Gerhard Richter vor einem seiner Werke

  • Ist es Diebstahl, wenn man etwas aus dem Müll fischt? Diese Frage muss das Kölner Amtsgericht ab Mittwoch klären.
  • Allerdings in einem sehr konkreten Fall: Bei den Objekten aus der Altpapiertonne handelt es sich immerhin um künstlerische Skizzen eines der berühmtesten Maler der Gegenwart.
  • Der Kölner Künstler Gerhard Richter wird als prominenter Zeuge auftreten – in eigener Sache.
  • Die Hintergründe zu dem ungewöhnlichen Prozess.

Köln – Ein prominenter Name, ein höchst unglückliches Missgeschick und die Frage „Ist die Mitnahme von Müll Diebstahl oder nicht?“ beschäftigen am kommenden Mittwoch das Amtsgericht in einem ungewöhnlichen Prozess.

Einer der weltweit renommiertesten Künstler der Gegenwart, der in Köln lebende Maler Gerhard Richter (86), ist als Zeuge geladen. Und zwar in eigener Sache: Ihm wurden laut Anklage Entwürfe aus der Mülltonne gestohlen.
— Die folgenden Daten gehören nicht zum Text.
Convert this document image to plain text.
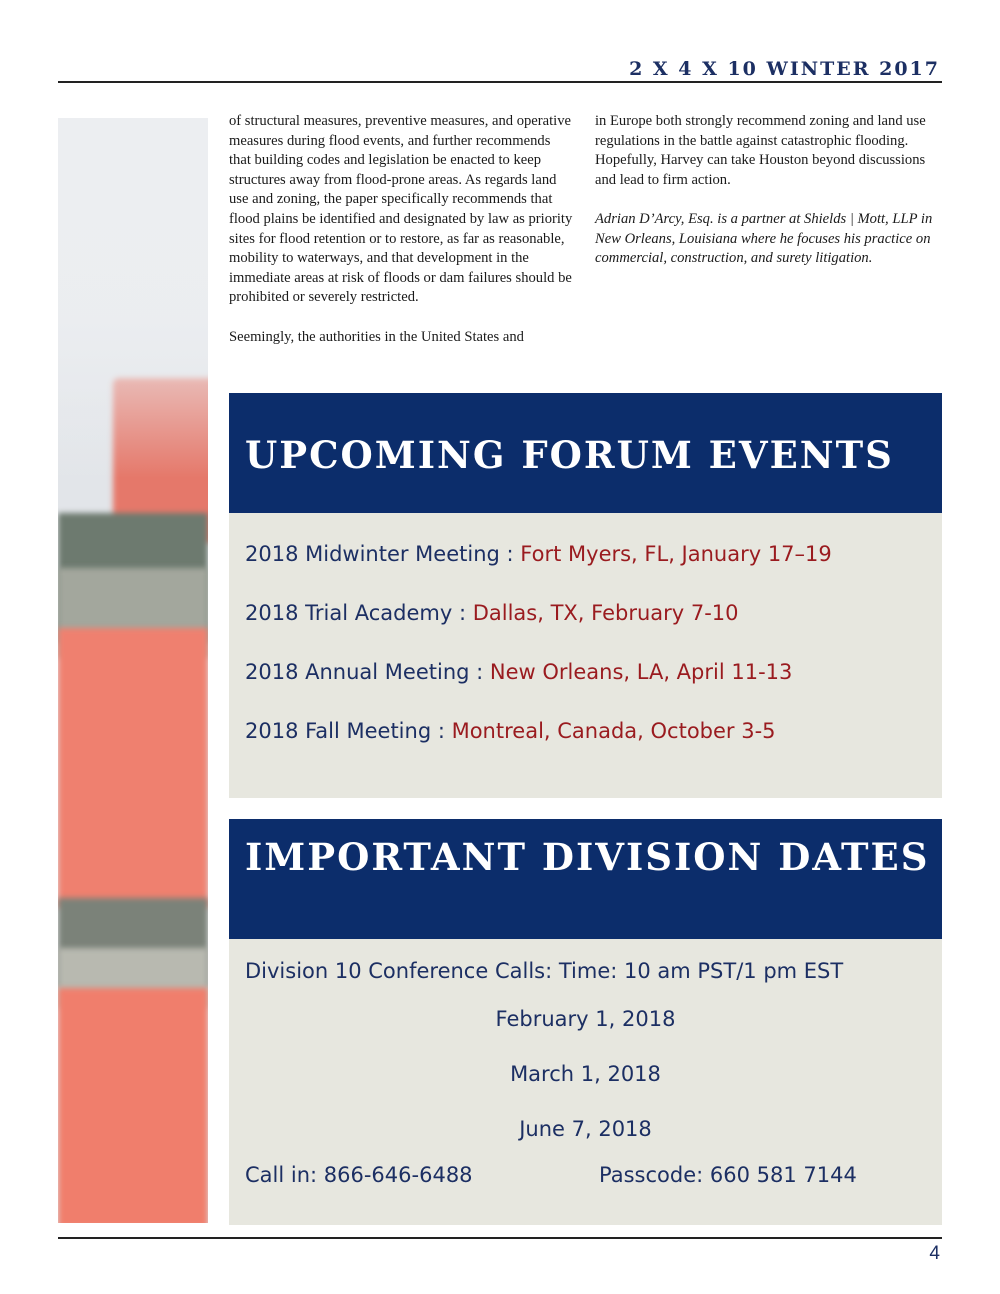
2 X 4 X 10 WINTER 2017

of structural measures, preventive measures, and operative measures during flood events, and further recommends that building codes and legislation be enacted to keep structures away from flood-prone areas. As regards land use and zoning, the paper specifically recommends that flood plains be identified and designated by law as priority sites for flood retention or to restore, as far as reasonable, mobility to waterways, and that development in the immediate areas at risk of floods or dam failures should be prohibited or severely restricted.

Seemingly, the authorities in the United States and

in Europe both strongly recommend zoning and land use regulations in the battle against catastrophic flooding. Hopefully, Harvey can take Houston beyond discussions and lead to firm action.

Adrian D’Arcy, Esq. is a partner at Shields | Mott, LLP in New Orleans, Louisiana where he focuses his practice on commercial, construction, and surety litigation.

UPCOMING FORUM EVENTS
2018 Midwinter Meeting : Fort Myers, FL, January 17–19
2018 Trial Academy : Dallas, TX, February 7-10
2018 Annual Meeting : New Orleans, LA, April 11-13
2018 Fall Meeting : Montreal, Canada, October 3-5
IMPORTANT DIVISION DATES
Division 10 Conference Calls: Time: 10 am PST/1 pm EST
February 1, 2018
March 1, 2018
June 7, 2018
Call in: 866-646-6488	Passcode: 660 581 7144
4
Sperrmüll an der Straße? Da lacht das Herz von Trödelhändlern, Bastlern und Schnäppchenjägern. Sie sind schnell zur Stelle, um das ein oder andere Teil dort einzusammeln. Wohlwissend, dass die Mitnahme von ausgemusterten Gegenständen rechtlich eine Grauzone sein kann. Denn nur der macht sich nicht strafbar, der Sachen mitnimmt, die „herrenlos“ sind. Was das heißt, darüber sind sich Laien und Juristen uneins. Es ist jedenfalls umstritten, was das bedeutet. Nach dem Gesetz ist ein Gegenstand dann herrenlos, wenn der bisherige Eigentümer den Besitz daran „dauerhaft“ aufgibt und keinen persönlichen oder ideellen Bezug mehr dazu hat.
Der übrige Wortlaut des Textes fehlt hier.